ただし、あらゆる原理には二面性があります。総じて自由の原理からは、「一方的な支配を拒絶する」ことから「強者の支配から弱者を解放する」という思考が導き出せる一方、「規制をかけない」ことで「既に力をもつ強者の支配を許す」という思考をも導き出すことができます。これに関して、「表現の自由」も同様です。時に「支配される弱者からの異議申し立てを保障する原理」となる表現の自由は、別のシーンにおいては、「支配的な立場の強者が情報やイメージを通じて支配を強化する原理」にもなり得るのです。

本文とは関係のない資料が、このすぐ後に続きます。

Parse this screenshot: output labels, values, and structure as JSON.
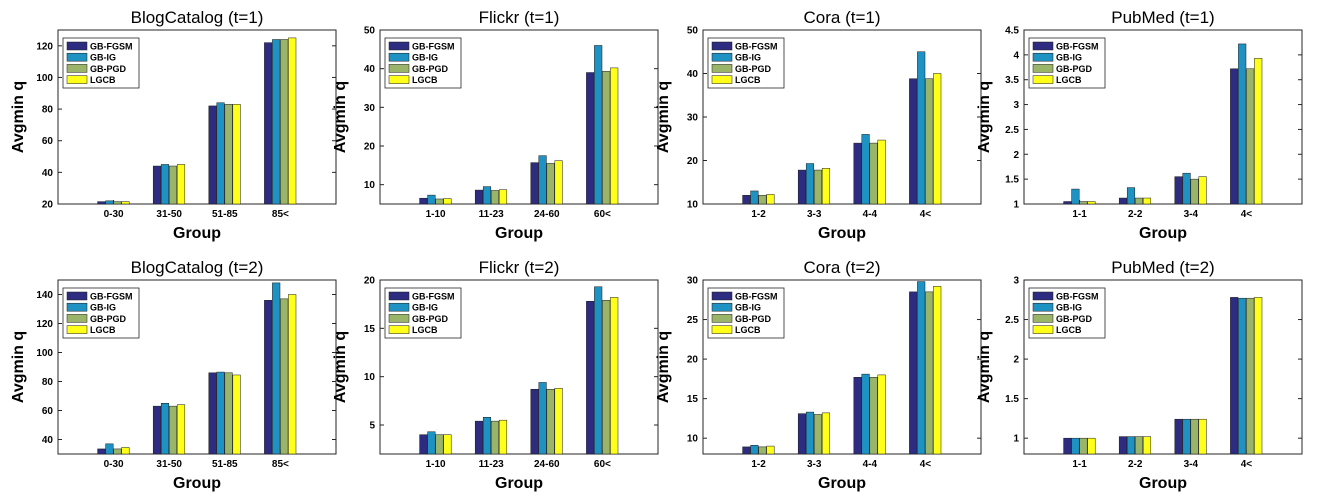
{
  "series_names": [
    "GB-FGSM",
    "GB-IG",
    "GB-PGD",
    "LGCB"
  ],
  "series_colors": [
    "#2e2c80",
    "#1e92c3",
    "#9ab46a",
    "#ffff1a"
  ],
  "chart_data": [
    {
      "type": "bar",
      "title": "BlogCatalog (t=1)",
      "xlabel": "Group",
      "ylabel": "Avgmin q",
      "categories": [
        "0-30",
        "31-50",
        "51-85",
        "85<"
      ],
      "ylim": [
        20,
        130
      ],
      "yticks": [
        20,
        40,
        60,
        80,
        100,
        120
      ],
      "series": [
        {
          "name": "GB-FGSM",
          "values": [
            21.5,
            44,
            82,
            122
          ]
        },
        {
          "name": "GB-IG",
          "values": [
            22,
            45,
            84,
            124
          ]
        },
        {
          "name": "GB-PGD",
          "values": [
            21.5,
            44,
            83,
            124
          ]
        },
        {
          "name": "LGCB",
          "values": [
            21.5,
            45,
            83,
            125
          ]
        }
      ]
    },
    {
      "type": "bar",
      "title": "Flickr (t=1)",
      "xlabel": "Group",
      "ylabel": "Avgmin q",
      "categories": [
        "1-10",
        "11-23",
        "24-60",
        "60<"
      ],
      "ylim": [
        5,
        50
      ],
      "yticks": [
        10,
        20,
        30,
        40,
        50
      ],
      "series": [
        {
          "name": "GB-FGSM",
          "values": [
            6.5,
            8.6,
            15.7,
            39
          ]
        },
        {
          "name": "GB-IG",
          "values": [
            7.3,
            9.5,
            17.5,
            46
          ]
        },
        {
          "name": "GB-PGD",
          "values": [
            6.3,
            8.5,
            15.5,
            39.3
          ]
        },
        {
          "name": "LGCB",
          "values": [
            6.4,
            8.7,
            16.2,
            40.2
          ]
        }
      ]
    },
    {
      "type": "bar",
      "title": "Cora (t=1)",
      "xlabel": "Group",
      "ylabel": "Avgmin q",
      "categories": [
        "1-2",
        "3-3",
        "4-4",
        "4<"
      ],
      "ylim": [
        10,
        50
      ],
      "yticks": [
        10,
        20,
        30,
        40,
        50
      ],
      "series": [
        {
          "name": "GB-FGSM",
          "values": [
            12,
            17.8,
            24,
            38.8
          ]
        },
        {
          "name": "GB-IG",
          "values": [
            13,
            19.3,
            26,
            45
          ]
        },
        {
          "name": "GB-PGD",
          "values": [
            12,
            17.8,
            24,
            38.8
          ]
        },
        {
          "name": "LGCB",
          "values": [
            12.2,
            18.2,
            24.7,
            40
          ]
        }
      ]
    },
    {
      "type": "bar",
      "title": "PubMed (t=1)",
      "xlabel": "Group",
      "ylabel": "Avgmin q",
      "categories": [
        "1-1",
        "2-2",
        "3-4",
        "4<"
      ],
      "ylim": [
        1,
        4.5
      ],
      "yticks": [
        1,
        1.5,
        2,
        2.5,
        3,
        3.5,
        4,
        4.5
      ],
      "series": [
        {
          "name": "GB-FGSM",
          "values": [
            1.05,
            1.12,
            1.55,
            3.72
          ]
        },
        {
          "name": "GB-IG",
          "values": [
            1.3,
            1.33,
            1.62,
            4.22
          ]
        },
        {
          "name": "GB-PGD",
          "values": [
            1.05,
            1.12,
            1.5,
            3.72
          ]
        },
        {
          "name": "LGCB",
          "values": [
            1.05,
            1.12,
            1.55,
            3.93
          ]
        }
      ]
    },
    {
      "type": "bar",
      "title": "BlogCatalog (t=2)",
      "xlabel": "Group",
      "ylabel": "Avgmin q",
      "categories": [
        "0-30",
        "31-50",
        "51-85",
        "85<"
      ],
      "ylim": [
        30,
        150
      ],
      "yticks": [
        40,
        60,
        80,
        100,
        120,
        140
      ],
      "series": [
        {
          "name": "GB-FGSM",
          "values": [
            33.5,
            63,
            86,
            136
          ]
        },
        {
          "name": "GB-IG",
          "values": [
            37,
            65,
            86.5,
            148
          ]
        },
        {
          "name": "GB-PGD",
          "values": [
            33.5,
            63,
            86,
            137
          ]
        },
        {
          "name": "LGCB",
          "values": [
            34.5,
            64,
            84.5,
            140
          ]
        }
      ]
    },
    {
      "type": "bar",
      "title": "Flickr (t=2)",
      "xlabel": "Group",
      "ylabel": "Avgmin q",
      "categories": [
        "1-10",
        "11-23",
        "24-60",
        "60<"
      ],
      "ylim": [
        2,
        20
      ],
      "yticks": [
        5,
        10,
        15,
        20
      ],
      "series": [
        {
          "name": "GB-FGSM",
          "values": [
            4,
            5.4,
            8.7,
            17.8
          ]
        },
        {
          "name": "GB-IG",
          "values": [
            4.3,
            5.8,
            9.4,
            19.3
          ]
        },
        {
          "name": "GB-PGD",
          "values": [
            4,
            5.4,
            8.7,
            17.9
          ]
        },
        {
          "name": "LGCB",
          "values": [
            4,
            5.5,
            8.8,
            18.2
          ]
        }
      ]
    },
    {
      "type": "bar",
      "title": "Cora (t=2)",
      "xlabel": "Group",
      "ylabel": "Avgmin q",
      "categories": [
        "1-2",
        "3-3",
        "4-4",
        "4<"
      ],
      "ylim": [
        8,
        30
      ],
      "yticks": [
        10,
        15,
        20,
        25,
        30
      ],
      "series": [
        {
          "name": "GB-FGSM",
          "values": [
            8.9,
            13.1,
            17.7,
            28.5
          ]
        },
        {
          "name": "GB-IG",
          "values": [
            9.1,
            13.3,
            18.1,
            29.8
          ]
        },
        {
          "name": "GB-PGD",
          "values": [
            8.9,
            13,
            17.7,
            28.5
          ]
        },
        {
          "name": "LGCB",
          "values": [
            9,
            13.2,
            18,
            29.2
          ]
        }
      ]
    },
    {
      "type": "bar",
      "title": "PubMed (t=2)",
      "xlabel": "Group",
      "ylabel": "Avgmin q",
      "categories": [
        "1-1",
        "2-2",
        "3-4",
        "4<"
      ],
      "ylim": [
        0.8,
        3
      ],
      "yticks": [
        1,
        1.5,
        2,
        2.5,
        3
      ],
      "series": [
        {
          "name": "GB-FGSM",
          "values": [
            1,
            1.02,
            1.24,
            2.78
          ]
        },
        {
          "name": "GB-IG",
          "values": [
            1,
            1.02,
            1.24,
            2.77
          ]
        },
        {
          "name": "GB-PGD",
          "values": [
            1,
            1.02,
            1.24,
            2.77
          ]
        },
        {
          "name": "LGCB",
          "values": [
            1,
            1.02,
            1.24,
            2.78
          ]
        }
      ]
    }
  ]
}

パレスチナ出身で、米国ハーバード大学やプリンストン大学で活動したエドワード・サイードは、『オリエンタリズム』(1978)で、近代以降の欧米諸国における絵画、演劇、小説などのメディアや、文学、社会学をはじめとする学問が、「我々」(西洋)と対置する形で「彼ら」(東洋)を捉え、なかでも「イスラーム」に関して(西洋と対照的という意味で)野蛮、残虐、暴力的といったイメージを再生産し、実際の政治的、経済的、軍事的な支配−従属関係を強化する役割を果たしてきたと喝破しました。言い換えると、メディアなどを通じて流布するイスラームのネガティブなイメージは、翻って欧米諸国のポジティブなイメージにつながり、これによって後者が前者に対して実際にもっている優位を固定化する役割を果たしてきたというのです。

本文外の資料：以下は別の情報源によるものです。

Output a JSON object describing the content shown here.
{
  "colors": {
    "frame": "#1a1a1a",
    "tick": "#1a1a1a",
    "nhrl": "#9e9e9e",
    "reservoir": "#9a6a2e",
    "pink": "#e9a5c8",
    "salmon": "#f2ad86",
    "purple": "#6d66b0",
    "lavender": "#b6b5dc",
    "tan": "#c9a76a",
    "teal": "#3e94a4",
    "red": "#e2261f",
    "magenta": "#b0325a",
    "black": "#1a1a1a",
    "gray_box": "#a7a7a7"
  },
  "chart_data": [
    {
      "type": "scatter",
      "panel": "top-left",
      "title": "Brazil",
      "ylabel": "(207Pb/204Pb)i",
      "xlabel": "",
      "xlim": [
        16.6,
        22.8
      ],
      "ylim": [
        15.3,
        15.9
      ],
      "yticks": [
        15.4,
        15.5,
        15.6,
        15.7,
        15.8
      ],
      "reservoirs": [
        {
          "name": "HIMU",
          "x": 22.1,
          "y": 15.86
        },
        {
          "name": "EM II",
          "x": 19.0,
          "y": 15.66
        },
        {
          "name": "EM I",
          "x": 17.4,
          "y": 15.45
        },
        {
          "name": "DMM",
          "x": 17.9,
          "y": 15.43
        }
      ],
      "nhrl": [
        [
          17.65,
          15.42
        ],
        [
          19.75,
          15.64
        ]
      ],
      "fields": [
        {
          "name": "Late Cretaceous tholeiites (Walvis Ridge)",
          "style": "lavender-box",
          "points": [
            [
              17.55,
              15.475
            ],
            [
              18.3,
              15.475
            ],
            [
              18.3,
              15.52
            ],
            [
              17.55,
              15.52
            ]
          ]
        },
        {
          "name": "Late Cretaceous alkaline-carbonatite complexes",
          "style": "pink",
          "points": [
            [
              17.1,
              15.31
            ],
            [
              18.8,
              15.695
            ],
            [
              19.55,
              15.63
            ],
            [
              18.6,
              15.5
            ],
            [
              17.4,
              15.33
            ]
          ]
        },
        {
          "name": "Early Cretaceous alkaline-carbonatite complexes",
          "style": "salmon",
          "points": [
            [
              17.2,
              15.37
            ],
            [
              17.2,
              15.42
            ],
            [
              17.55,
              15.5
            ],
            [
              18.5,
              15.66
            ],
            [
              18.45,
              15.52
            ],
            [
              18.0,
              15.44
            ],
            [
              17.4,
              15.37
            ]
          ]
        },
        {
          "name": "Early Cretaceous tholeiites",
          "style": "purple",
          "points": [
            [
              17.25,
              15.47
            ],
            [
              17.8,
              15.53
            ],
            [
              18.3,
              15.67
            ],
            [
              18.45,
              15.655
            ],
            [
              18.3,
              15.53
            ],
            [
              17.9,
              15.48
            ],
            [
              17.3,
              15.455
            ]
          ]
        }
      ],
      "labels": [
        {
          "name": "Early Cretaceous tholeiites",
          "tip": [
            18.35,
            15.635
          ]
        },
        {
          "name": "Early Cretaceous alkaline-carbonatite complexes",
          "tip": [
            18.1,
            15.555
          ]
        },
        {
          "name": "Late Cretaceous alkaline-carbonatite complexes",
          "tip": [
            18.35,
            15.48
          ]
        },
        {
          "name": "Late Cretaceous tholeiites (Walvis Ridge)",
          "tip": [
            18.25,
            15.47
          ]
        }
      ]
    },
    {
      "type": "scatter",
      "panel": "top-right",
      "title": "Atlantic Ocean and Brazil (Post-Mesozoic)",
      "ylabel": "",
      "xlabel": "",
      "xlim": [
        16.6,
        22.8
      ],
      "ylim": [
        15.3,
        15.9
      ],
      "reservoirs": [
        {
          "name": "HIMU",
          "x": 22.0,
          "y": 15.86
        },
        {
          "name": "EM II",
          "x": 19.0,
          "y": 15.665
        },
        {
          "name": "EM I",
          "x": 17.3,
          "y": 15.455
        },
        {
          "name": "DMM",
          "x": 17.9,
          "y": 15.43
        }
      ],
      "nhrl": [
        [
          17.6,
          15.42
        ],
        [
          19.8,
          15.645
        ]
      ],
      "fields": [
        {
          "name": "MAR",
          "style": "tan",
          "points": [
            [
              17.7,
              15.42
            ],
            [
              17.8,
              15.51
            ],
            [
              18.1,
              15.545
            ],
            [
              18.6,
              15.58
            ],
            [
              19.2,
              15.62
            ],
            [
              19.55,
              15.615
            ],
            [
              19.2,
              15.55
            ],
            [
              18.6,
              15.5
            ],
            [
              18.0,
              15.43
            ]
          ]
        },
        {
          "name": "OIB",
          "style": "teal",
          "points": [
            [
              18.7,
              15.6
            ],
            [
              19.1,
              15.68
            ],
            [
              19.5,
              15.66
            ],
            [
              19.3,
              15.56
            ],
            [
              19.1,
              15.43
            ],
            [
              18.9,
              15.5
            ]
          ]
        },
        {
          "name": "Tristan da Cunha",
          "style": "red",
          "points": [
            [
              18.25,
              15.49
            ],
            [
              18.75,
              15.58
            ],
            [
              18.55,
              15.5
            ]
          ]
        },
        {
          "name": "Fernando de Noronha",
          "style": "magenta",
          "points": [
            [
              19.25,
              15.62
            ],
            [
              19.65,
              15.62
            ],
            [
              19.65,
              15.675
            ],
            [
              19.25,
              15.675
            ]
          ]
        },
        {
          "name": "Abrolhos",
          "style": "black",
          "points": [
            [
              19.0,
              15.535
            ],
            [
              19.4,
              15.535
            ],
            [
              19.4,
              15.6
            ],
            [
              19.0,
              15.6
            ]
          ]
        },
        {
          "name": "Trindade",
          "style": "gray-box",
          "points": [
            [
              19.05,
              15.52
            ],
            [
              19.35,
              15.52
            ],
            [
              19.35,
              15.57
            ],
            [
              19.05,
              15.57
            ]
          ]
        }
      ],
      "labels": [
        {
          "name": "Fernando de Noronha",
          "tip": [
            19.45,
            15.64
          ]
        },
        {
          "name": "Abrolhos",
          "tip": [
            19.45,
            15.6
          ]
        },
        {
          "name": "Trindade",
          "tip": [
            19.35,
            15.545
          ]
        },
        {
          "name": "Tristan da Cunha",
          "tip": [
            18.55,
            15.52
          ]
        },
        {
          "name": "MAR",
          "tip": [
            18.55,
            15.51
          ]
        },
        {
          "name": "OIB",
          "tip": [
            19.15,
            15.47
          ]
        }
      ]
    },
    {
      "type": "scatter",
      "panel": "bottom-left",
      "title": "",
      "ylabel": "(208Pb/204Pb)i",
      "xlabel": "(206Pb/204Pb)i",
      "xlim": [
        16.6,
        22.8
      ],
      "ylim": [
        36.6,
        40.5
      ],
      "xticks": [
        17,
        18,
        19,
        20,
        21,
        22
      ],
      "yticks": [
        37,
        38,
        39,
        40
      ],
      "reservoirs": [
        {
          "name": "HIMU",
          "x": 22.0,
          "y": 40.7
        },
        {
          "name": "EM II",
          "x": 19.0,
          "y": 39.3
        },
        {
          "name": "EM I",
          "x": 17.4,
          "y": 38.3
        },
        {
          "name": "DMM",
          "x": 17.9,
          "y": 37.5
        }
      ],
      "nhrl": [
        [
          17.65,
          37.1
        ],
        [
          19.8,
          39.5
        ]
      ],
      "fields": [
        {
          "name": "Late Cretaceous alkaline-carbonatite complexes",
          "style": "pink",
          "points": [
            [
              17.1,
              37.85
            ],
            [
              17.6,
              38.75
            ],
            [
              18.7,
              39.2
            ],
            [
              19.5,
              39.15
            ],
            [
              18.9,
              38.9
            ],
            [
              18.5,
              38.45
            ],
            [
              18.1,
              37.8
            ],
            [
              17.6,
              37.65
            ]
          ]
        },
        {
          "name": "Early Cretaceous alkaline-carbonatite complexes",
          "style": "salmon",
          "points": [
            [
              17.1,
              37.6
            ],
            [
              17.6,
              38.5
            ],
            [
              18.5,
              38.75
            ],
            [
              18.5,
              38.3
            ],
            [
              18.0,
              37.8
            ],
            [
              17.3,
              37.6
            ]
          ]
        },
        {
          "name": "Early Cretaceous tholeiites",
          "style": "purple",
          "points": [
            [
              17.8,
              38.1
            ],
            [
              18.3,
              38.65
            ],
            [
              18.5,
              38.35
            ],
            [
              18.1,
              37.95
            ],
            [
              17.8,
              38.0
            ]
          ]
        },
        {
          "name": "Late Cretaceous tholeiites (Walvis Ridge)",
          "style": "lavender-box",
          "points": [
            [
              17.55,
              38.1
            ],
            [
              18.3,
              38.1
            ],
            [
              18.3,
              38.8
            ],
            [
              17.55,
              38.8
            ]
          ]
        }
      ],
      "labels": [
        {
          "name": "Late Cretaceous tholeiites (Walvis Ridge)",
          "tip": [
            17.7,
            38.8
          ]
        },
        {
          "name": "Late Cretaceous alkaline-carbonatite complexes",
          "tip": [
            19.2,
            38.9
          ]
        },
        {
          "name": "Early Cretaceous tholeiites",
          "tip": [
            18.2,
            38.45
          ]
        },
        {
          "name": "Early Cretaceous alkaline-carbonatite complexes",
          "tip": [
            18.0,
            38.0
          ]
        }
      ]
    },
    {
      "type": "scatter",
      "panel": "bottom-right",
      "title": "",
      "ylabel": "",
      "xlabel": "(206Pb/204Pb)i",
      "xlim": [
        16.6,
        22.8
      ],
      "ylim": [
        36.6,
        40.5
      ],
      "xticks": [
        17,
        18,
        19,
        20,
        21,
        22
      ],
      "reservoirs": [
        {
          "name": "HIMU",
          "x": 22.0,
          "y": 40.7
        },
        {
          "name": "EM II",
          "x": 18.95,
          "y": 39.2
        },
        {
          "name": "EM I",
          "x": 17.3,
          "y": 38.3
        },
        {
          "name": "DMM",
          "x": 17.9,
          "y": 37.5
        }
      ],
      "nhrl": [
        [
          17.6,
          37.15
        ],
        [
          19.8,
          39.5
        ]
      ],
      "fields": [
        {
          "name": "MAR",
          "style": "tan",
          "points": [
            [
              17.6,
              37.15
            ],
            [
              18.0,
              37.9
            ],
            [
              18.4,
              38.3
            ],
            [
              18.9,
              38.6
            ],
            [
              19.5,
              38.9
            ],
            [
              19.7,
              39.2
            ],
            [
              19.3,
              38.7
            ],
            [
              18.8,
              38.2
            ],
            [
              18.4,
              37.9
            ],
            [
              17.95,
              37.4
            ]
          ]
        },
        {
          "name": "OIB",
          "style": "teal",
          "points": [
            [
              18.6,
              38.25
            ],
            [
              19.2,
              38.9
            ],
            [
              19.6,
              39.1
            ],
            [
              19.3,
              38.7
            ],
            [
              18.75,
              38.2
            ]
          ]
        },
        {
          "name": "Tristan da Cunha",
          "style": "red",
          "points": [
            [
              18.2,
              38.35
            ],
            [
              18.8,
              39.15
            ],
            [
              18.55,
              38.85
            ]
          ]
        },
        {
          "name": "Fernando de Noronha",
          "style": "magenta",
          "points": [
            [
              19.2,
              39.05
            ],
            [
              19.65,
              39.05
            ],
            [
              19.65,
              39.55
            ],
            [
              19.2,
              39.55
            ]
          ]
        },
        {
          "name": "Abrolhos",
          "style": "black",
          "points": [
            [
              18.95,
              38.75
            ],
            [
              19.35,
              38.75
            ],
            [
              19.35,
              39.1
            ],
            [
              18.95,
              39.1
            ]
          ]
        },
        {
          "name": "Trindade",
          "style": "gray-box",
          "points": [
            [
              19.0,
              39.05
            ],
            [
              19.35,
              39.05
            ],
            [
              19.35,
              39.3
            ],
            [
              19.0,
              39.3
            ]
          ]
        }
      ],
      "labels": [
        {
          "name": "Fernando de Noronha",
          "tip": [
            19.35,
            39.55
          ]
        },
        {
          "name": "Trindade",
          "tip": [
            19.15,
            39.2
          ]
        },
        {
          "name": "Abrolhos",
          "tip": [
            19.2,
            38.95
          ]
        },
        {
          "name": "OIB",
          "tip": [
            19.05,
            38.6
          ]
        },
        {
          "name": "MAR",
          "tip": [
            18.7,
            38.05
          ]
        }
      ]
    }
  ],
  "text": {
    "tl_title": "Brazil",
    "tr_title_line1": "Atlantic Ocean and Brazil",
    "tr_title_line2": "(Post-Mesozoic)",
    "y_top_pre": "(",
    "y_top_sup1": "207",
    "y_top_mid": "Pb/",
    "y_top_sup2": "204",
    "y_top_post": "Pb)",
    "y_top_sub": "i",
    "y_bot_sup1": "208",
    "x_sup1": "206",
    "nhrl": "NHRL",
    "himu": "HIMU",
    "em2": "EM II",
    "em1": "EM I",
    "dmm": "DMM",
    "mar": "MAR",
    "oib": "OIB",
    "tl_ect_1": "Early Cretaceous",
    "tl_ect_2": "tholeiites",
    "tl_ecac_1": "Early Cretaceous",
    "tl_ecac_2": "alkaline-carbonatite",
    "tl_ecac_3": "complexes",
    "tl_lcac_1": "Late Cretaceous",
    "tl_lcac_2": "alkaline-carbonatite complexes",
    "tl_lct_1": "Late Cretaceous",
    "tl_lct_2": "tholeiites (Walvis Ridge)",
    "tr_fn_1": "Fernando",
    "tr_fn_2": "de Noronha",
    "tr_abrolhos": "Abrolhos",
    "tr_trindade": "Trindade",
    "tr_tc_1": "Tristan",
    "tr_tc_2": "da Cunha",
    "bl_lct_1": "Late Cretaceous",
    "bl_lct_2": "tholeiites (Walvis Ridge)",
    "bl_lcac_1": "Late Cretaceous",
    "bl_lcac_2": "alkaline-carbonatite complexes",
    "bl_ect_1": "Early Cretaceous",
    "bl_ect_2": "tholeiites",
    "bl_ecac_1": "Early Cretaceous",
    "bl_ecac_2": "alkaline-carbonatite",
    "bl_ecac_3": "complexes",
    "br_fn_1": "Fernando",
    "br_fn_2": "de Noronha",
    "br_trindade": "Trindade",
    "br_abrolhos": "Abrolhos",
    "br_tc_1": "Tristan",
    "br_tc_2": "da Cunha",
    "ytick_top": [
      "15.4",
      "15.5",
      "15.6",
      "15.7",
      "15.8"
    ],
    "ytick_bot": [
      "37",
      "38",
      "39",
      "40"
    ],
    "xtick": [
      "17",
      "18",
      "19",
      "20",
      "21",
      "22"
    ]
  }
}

近代初頭、英国の哲学者フランシス・ベーコン(1561-1626)は「知は力なり」と断じました。知識、情報、認識枠組み(視座)、課題設定(アジェンダ・セッティング)などを司る力は、全体に対する影響力につながります。それが政府でなく、民間メディアによって提供されるものであっても、基本的には同じです。サイードによると、「アメリカの大半のジャーナリストは自分の会社がアメリカの権力への参加者であることを潜在的に意識して世界のことを報道し、その権力が外国の脅威にさらされると、報道の独立は後退し、忠誠愛国や単純な国家的一体感を暗にうたいあげるものになることがしばしばである」(サイード, 1996, 『イスラム報道』, みすず書房, p.74.)この観点から「表現の自由」を振り返ると、それによって誰もが情報発信の権利を保障される一方で、情報発信能力に長けた者の「ものの見方」が影響力を拡大させることを促すことにも結びつくといえるでしょう。